Canadian Guidelines on Sexually Transmitted Infections

Supplementary statement for recommendations related to the diagnosis, management, and follow-up of Sexually Transmitted Proctitis: March 2014

Key Issue

The Gonococcal Infections chapter has been revised in response to emerging antimicrobial resistance. As a result, the 2010 print and online versions of the Sexually Transmitted Intestinal and Enteric Infections chapter of the Canadian Guidelines on Sexually Transmitted Infections also require updates.

This statement is intended to inform clinicians of key changes in the management of sexually transmitted proctitis until such time as the full chapter revision is available.

The following recommendations apply only to men and women presenting with symptoms suggestive of sexually transmitted proctitis and not children. Clinicians should refer to the full chapter for special considerations in children presenting with symptoms of proctitis.

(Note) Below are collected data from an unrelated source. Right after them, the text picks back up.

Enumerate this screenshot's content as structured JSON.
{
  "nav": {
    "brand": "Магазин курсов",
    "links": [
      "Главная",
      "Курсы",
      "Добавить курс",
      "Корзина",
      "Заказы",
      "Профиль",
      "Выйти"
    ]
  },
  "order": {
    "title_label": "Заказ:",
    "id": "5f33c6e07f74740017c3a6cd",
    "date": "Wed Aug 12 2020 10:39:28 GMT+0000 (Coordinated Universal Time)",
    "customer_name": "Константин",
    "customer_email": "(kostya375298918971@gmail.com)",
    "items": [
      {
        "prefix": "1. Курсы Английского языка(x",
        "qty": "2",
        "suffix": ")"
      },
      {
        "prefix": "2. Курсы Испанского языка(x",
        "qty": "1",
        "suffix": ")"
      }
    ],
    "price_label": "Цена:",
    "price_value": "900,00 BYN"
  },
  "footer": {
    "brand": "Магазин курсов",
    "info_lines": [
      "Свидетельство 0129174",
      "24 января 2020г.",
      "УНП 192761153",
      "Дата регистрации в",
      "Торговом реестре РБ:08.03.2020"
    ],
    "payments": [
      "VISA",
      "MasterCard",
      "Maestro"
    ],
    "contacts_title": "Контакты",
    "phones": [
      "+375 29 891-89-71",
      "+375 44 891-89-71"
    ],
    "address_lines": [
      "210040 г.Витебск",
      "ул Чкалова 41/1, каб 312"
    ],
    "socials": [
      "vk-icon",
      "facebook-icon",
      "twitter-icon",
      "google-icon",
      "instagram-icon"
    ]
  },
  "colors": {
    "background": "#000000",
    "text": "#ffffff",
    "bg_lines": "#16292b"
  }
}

Sexually transmitted enteric infections can occur in men and women who engage in oral-anal sexual activities causing proctocolitis and enteritis. Clinicians should refer to Table 1 in the full chapter for a summary of the most common pathogens associated with sexually transmitted intestinal and enteric infections, as discussion of these pathogens is beyond the scope of this statement.

Diagnosis

  • Infections of the anus and rectum are often sexually transmitted and typically occur in men and women who engage in unprotected receptive anal intercourse. For a summary of the most common sexually transmitted pathogens associated with proctitis, refer to Table 1 of the full chapter.
  • If a symptomatic patient reports any anorectal sexual activities, anoscopic evaluation should be a routine part of the physical examination.
  • Anoscopic examination and specimen collection for patients presenting with proctitis:
    • Obtain rectal swabs for culture preferably under direct vision through an anoscope, for appropriate diagnostic testing for N. gonorrhoeae, C. trachomatis. Consideration should be given to collection of samples for N. gonorrhoeae using both culture and NAAT in symptomatic patients.
    • Validated NAATs can be used to detect rectal infections. Although no products are currently licensed in Canada; individual laboratories may offer NAATs after in-house laboratory validation, including confirmation of positives with culture or a second NAAT.
    • If lesions are present, refer to the full chapter for additional specimen collection recommendations.

Treatment

  • In patients with suspected or confirmed or gonococcal proctitis, treatment should include combination therapy in response to increasing antimicrobial resistance.
    • Combination therapy using medications with two different mechanisms of action is thought to improve treatment efficacy as well as to potentially delay the emergence of cephalosporin-resistant gonorrhea.
    • This combination therapy also includes effective treatment for concomitant chlamydia infection, which occurs frequently.
  • Refer to Table 7 in the Gonococcal Infections chapter for treatment recommendations for non-MSM and women, and to Table 8 for MSM. Refer to the Follow-up section for test of cure recommendations.
  • In patients with signs or symptoms consistent with LGV, HSV and/or Syphilis, clinicians should refer to the Treatment sections of the corresponding chapter(s).

Follow-up

  • All patients treated for proctitis should undergo evaluation for response to treatment. For those treated for LGV, HSV and/or Syphilis, refer to the recommended Follow-up sections of the corresponding chapter(s).
  • Those who have a confirmed gonococcal infection should be reported to local public health and be followed up as per the recommendations in the Partner notification and Follow-up sections of the Gonococcal Infections chapter.